Portfolio Assets (Fund)

We can see the most sizable bucket is for corporate bonds, with small allocations to leveraged loans (“Bank Loans”) and government securities.

The top names are convertible securities:

top holdings

Top Holdings (Fund)

We can see the CEF has a composition on the convertibles side quite similar to the Calamos Dynamic Convertible and Income Fund, which we covered here. In that article, we took the 2024 Tesla 2% bond and showed an informed reader why the security now behaves like a pure equity position. We are not going to re-hash the topic, with the link to the prior article provided above. At the end of the day given the quasi 0% coupon features for most of the securities in the portfolio, they are from a market risk standpoint fairly similar to equity positions currently. This means that the delta of the equity is the risk factor that moves the pricing the most.
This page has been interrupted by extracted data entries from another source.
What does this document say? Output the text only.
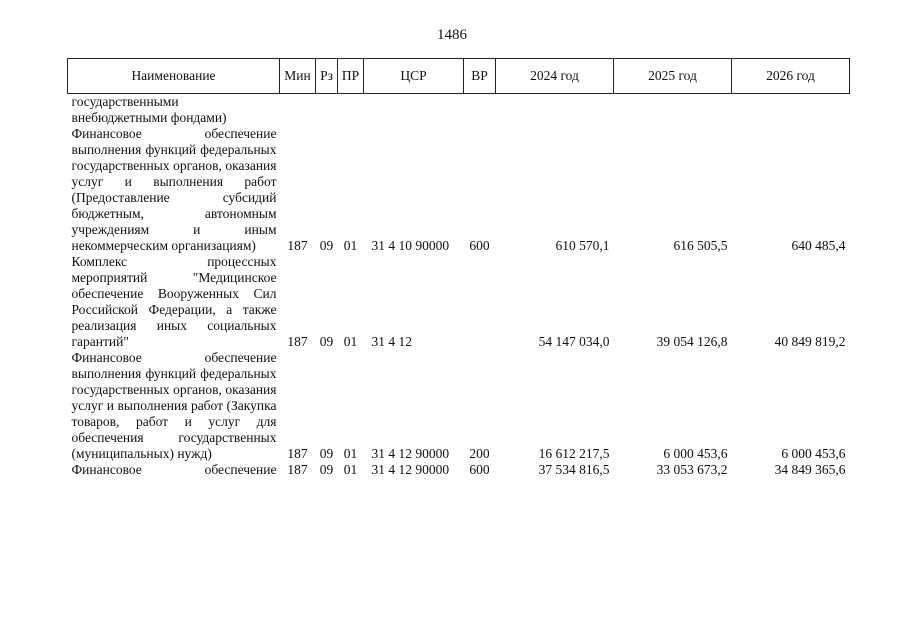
1486
Наименование	Мин	Рз	ПР	ЦСР	ВР	2024 год	2025 год	2026 год
государственными внебюджетными фондами)								
Финансовое обеспечение выполнения функций федеральных государственных органов, оказания услуг и выполнения работ (Предоставление субсидий бюджетным, автономным учреждениям и иным некоммерческим организациям)	187	09	01	31 4 10 90000	600	610 570,1	616 505,5	640 485,4
Комплекс процессных мероприятий "Медицинское обеспечение Вооруженных Сил Российской Федерации, а также реализация иных социальных гарантий"	187	09	01	31 4 12		54 147 034,0	39 054 126,8	40 849 819,2
Финансовое обеспечение выполнения функций федеральных государственных органов, оказания услуг и выполнения работ (Закупка товаров, работ и услуг для обеспечения государственных (муниципальных) нужд)	187	09	01	31 4 12 90000	200	16 612 217,5	6 000 453,6	6 000 453,6
Финансовое обеспечение	187	09	01	31 4 12 90000	600	37 534 816,5	33 053 673,2	34 849 365,6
When compared to the CCD portfolio, we can see that CHI has less of a concentration to the technology sector:

slicing

Sector Slicing (Fund)

We saw in the other convertibles funds covered that technology accounted for almost 30% of the portfolios. Not here.

On the fixed income side, the portfolio is overweight high-yield securities:

ratings

Ratings (Fund)

This is to be expected given the need for yield from the respective portfolio. In this aspect, the fund is a bit different from a pure 60/40 portfolio given its overweight positioning in high yield.

Performance

The fund is down over -25% year to date:

what is the return

YTD Total Return (Seeking Alpha)

We can see the other offering from Calamos, namely CCD, which is tilted more towards pure convertibles, is down more as expected. The Source Capital (SOR) CEF which we covered here, and the iShares Core Growth Allocation ETF (AOR) which we covered here, are the other presented comparison points. SOR, which benefits from active management and lack of leverage is the outperformer, with the Calamos funds at the bottom of the cohort. We have CCD just as a pure convertibles fund here to benchmark against.

On a 5-year time frame, the total return graph paints an eloquent picture:

total

5Y Total Return (Seeking Alpha)

Up to Covid, all of the funds had a similar performance, with CCD, the overweight equity one, outperforming. After Covid and zero rates, CCD and CHI outperformed due to their technology bucketing and leverage. CCD was clearly the outperformer, as expected, given its convertibles/equities weighting.

Premium/Discount to NAV

CHI usually trades around its net asset value:

who is a star

Premium/Discount to NAV (Morningstar)

We can see a fairly tight range for the fund’s discount/premium throughout the years.

In 2022 CHI has presented a significant beta to risk-on/risk-off environments:

Chart
Data by YCharts

The fund rallied to an unwarranted premium to NAV during the July/August rally but has retraced its position since.

Distributions

Just like the rest of the Calamos funds, the CEF is well-managed. The fund did not distribute via one-off payments the large gains crystalized in 2020/2021, and has managed to fully cover its dividend in 2022:

what is the dividend

Distributions (Fund)

We like to see this type of behavior in a CEF. Ultimately, a true buy-and-hold investor should expect a constant return profile, not high peaks and deep valleys.

Conclusion

CHI is a convertibles fund from the Calamos family. The CEF has a rough 60/40 structure, with 63% of the fund in convertibles and the rest in outright bonds. We consider the convertibles slice “equity like” due to many zero coupon securities where the market vector is pure equity delta. On the bond side, the fund is overweight high yield, thus more risky than a true 60/40 blend. The vehicle has a 40% leverage ratio on top, which helps it capture the upside in rallying markets, but makes it much more volatile than a traditional 60/40 portfolio. The fund is well managed, with the distribution fully covered from past crystalized gains. Long term, CHI has more of a “subdued” return profile when compared to some of its pure converts peers, but at the same time, it is down less in 2022. Expect volatility from this CEF, but also substantial upside when the market turns. The investor community is aware of this return profile, with the fund having jumped to an astounding 12% premium to NAV during the July/August bear market rally.